I know it’s a tiresome discussion. I know that most people would rather not be having it. I also know that the government shutdown is an appalling hardship for hundreds of thousands of government workers, from janitors to park rangers to NASA scientists, especially during the Christmas season. But, in its way, the gridlock that has settled in over Washington during this latest government shutdown is an important, meaningful milestone. How we resolve it — if we resolve it — will tell us whether we are still capable, as a nation, of making decisions using facts and evidence. Specifically, it will tell us whether Republicans in Congress, the White House and on Fox News live in the same reality as the rest of us, or whether they have retreated fully into a world of make-believe.
Take a step back and think about the “wall,” President Trump’s signature project at the center of the argument — and contemplate the fact that this wall will serve no purpose. Not only will it be ugly and bad for the environment; not only will it drain the budget; it also will fail to address the concerns of Americans who claim to oppose illegal immigration. This is the primary reason it should not be built.

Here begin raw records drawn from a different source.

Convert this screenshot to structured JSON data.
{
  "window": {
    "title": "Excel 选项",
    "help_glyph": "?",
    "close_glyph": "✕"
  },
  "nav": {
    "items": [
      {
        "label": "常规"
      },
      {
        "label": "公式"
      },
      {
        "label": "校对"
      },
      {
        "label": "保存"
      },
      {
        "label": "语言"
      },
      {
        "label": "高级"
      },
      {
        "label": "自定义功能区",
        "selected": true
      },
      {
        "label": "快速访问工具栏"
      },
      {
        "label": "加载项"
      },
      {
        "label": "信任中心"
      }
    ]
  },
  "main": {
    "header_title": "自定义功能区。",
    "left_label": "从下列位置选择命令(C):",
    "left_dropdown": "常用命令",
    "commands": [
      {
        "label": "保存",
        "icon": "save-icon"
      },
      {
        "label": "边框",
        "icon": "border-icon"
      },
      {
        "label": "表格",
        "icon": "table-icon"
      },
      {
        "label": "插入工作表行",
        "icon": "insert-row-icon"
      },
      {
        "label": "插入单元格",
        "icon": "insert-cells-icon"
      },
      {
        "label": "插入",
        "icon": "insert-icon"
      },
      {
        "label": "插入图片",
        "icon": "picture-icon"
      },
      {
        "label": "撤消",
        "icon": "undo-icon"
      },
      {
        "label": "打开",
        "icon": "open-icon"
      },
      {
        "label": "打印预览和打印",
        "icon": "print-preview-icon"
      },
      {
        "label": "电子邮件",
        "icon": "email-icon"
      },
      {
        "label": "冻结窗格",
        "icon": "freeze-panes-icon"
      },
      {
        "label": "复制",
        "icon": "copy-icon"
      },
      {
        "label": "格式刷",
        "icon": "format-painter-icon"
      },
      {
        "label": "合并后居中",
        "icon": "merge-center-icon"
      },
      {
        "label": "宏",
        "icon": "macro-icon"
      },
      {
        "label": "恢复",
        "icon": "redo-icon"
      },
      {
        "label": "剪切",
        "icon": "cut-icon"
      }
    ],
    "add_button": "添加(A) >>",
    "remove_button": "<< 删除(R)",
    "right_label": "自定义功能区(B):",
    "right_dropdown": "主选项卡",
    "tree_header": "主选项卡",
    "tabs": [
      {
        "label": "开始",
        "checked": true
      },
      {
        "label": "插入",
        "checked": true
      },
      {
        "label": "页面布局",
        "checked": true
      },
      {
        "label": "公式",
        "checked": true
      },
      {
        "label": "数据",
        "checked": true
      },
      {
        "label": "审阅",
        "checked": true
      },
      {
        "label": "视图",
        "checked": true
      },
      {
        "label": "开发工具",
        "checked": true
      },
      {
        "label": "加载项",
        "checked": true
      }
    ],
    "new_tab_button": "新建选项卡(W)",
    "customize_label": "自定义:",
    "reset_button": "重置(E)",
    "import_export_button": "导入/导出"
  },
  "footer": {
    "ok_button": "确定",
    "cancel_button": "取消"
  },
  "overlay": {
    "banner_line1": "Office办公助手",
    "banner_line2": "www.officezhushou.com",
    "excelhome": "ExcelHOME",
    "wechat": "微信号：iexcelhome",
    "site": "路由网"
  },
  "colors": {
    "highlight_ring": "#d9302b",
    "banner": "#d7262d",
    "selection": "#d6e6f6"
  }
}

In truth, if you say you care about illegal immigration, your focus shouldn’t even be on the border. The number of people crossing into the United States from Mexico illegally has actually been falling for many years, going back to the Obama administration and earlier. The numbers are down by 90 percent since 2000, thanks to better policing and a better Mexican economy (thank you, NAFTA). Meanwhile, a full two-thirds of those who have joined the illegal workforce in recent years did not illegally cross the southern border at all: They entered the country legally and then overstayed their visas. More than 700,000 people are thought to have used this method of illegal immigration last year. Within that group, the largest number are Canadians, followed closely by Mexicans, Venezuelans, Colombians and Brits. No wall will stop these illegal workers, whose total number far exceeds the asylum seekers from Central America.
But even if your concern is much narrower, even if you do think you really care about the border, you should also be against the wall because it will quickly become a symbol of waste. The U.S.-Mexican border, which is nearly 2,000 miles long, runs through deserts and wilderness. Sooner or later, people will find ways over and under it, just as they now find ways over and under the existing fencing. A wall can only be effective if people, drones, cameras and spy planes are deployed to protect it, as so many other examples well demonstrate. The “wall” that separates Israel from the Palestinians in the West Bank and Gaza — often cited by the president as an effective example to follow — isn’t a wall at all; it is a “multi layered composite obstacle ” composed of multiple fences, barricades and ditches that are constantly patrolled and monitored. Unless you are prepared to pay for all of that as well, a U.S.-Mexican border wall is pointless.
The hard truth is that the wall has no function. Its only purpose is to serve as a talisman, as a fairy tale, as a mythical, “beautiful” piece of concrete that will be paid for by Mexico. The only difference between the wall and the now-forgotten, equally mythical “caravan” that we discussed during the election is that construction will cost real money. We, not Mexico, will pay for it in taxes and, therefore, in lost productivity. Or we will pay for it in interest on the national debt. Or we will pay for it by sacrificing spending on fighter jets or health care or roads.
It will make our nation weaker and poorer — $5 billion poorer. That’s why this isn’t a debate about border policy. It’s a debate that tells us which of our politicians cares about the real world inhabited by real Americans and which prefer to live in a fantasy world created by the president’s imagination. For the future of the country, it’s important that reality wins.